We got SO involved in the discussion about Hamlet that we never made it past the first issue; we spent almost the entire class talking about whether or not Hamlet was actually crazy. It was such a rich discussion, and the students brought up so many fine points about the text, that I didn't WANT to change the topic. I had almost 100% participation, the students were debating amongst themselves - it was beautiful. I finally stopped them toward the last 10 minutes of class to show them the clip, and gave them the comparative writing assignment as homework.

-There are a lot of policies that I'm going to establish in my own classroom when (if) I get a job as a teacher. It is very easy for things to get confusing - for students to claim that they've turned something in when they really haven't, to forget to take attendance, for it to take ten minutes for the students to get settled into their work - when there aren't set expectations in place from the very beginning. I find that I crave a bit more order than the students are used to under CT, and I've been formulating what these should be and how they should be implemented for the last week or so.

-While teaching full time doesn't necessarily make me tired, it does make me hungry. I was told to expect a very difficult week - that I wouldn't sleep well, that I'd be preoccupied and overwhelmed and would have little time to be with my family for all the planning and correcting I'd be doing.

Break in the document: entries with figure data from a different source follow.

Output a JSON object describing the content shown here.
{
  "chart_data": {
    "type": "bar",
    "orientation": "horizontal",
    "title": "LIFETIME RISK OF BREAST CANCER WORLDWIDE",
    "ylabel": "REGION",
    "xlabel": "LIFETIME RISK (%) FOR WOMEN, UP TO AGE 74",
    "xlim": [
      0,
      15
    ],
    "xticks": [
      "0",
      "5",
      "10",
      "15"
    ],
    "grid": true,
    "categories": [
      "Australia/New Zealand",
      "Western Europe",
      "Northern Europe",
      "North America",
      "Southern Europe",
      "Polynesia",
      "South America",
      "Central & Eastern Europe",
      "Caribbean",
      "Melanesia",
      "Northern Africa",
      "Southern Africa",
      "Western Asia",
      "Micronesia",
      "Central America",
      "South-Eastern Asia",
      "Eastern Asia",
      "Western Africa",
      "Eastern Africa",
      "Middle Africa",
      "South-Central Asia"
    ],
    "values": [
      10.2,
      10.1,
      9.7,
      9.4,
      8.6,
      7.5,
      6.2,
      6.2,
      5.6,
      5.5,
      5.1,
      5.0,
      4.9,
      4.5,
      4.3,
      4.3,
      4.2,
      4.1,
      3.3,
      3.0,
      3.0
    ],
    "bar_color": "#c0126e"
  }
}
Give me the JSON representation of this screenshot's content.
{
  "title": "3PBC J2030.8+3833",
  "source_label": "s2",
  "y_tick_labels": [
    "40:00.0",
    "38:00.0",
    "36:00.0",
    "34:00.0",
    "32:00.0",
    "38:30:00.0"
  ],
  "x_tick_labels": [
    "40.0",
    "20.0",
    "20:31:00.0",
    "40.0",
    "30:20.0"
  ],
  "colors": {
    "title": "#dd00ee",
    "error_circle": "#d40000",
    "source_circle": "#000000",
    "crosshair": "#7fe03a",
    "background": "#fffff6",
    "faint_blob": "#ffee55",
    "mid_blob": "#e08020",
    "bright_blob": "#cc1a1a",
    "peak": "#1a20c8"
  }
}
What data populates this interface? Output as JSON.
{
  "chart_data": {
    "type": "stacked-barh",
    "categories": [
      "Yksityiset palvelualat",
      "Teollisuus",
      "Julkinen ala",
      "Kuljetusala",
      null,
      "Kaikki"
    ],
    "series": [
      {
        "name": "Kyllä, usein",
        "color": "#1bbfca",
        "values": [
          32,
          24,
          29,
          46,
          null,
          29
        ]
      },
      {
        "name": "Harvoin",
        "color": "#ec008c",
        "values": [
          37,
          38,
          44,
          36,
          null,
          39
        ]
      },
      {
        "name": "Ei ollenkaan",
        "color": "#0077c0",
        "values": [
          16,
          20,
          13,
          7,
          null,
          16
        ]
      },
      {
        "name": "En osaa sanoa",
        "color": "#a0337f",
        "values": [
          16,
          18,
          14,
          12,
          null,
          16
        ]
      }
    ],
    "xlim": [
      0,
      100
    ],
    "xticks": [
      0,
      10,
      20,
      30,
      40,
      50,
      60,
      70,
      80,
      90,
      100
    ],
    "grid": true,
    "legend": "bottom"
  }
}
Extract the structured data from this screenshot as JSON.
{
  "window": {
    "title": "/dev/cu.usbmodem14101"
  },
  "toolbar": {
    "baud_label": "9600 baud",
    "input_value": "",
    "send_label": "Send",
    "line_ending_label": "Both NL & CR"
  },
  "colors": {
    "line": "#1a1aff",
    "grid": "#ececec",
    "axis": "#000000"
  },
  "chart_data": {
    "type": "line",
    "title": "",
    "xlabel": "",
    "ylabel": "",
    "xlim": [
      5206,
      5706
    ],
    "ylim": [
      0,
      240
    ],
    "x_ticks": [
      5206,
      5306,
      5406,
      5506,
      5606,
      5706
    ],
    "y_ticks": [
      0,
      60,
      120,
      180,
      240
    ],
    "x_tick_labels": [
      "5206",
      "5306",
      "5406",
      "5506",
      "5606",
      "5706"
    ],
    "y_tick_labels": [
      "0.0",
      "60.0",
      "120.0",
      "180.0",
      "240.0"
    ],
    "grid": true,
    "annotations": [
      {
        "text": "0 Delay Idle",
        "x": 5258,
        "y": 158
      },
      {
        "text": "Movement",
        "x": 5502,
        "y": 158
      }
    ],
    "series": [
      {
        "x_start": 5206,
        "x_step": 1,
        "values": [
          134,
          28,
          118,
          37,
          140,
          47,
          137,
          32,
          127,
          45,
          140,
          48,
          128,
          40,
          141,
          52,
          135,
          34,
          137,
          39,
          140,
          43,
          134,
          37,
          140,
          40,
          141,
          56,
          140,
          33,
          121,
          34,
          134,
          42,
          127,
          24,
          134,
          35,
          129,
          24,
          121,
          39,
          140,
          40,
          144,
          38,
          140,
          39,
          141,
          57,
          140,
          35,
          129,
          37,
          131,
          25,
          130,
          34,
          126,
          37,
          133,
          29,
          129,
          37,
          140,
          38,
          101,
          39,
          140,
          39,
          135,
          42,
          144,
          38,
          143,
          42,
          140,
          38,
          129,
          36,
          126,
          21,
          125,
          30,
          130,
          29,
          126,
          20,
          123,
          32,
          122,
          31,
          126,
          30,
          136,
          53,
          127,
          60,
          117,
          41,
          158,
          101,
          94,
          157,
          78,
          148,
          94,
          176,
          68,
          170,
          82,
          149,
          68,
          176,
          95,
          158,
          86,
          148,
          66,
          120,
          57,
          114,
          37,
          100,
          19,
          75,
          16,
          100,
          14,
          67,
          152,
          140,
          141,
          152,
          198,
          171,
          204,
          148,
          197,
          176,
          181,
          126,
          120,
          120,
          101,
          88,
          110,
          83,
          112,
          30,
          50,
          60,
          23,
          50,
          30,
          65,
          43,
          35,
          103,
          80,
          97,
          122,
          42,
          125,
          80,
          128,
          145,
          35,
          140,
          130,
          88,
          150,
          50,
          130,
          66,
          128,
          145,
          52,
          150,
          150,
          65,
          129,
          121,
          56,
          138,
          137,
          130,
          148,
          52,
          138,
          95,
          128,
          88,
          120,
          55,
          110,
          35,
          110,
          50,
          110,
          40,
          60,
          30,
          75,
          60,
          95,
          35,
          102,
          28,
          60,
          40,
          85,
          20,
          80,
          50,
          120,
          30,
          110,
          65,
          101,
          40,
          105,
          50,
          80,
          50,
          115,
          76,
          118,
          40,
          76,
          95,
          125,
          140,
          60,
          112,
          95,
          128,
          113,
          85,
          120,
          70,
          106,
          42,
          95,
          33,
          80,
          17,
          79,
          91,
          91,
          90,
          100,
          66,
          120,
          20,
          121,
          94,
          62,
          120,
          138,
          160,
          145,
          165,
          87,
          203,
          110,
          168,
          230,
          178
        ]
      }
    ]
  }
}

I found that not to be the case, though I do really wish that I'd stocked the faculty room refrigerator with yogurt - I found I DID need extra protein.

There were a few things I would change if I could, but this happens to me EVERY DAY, so I'm not dwelling too long on that. My hindsight is perfectly 20/20 - I drive home every day thinking that I SHOULD have said this or brought up THAT point or made THIS reference; it's sometimes very difficult to consider all the possibilities in the moment. Overall, though, I'm very satisfied with the job I did.

I'm pretty sure I can pull this job off for real.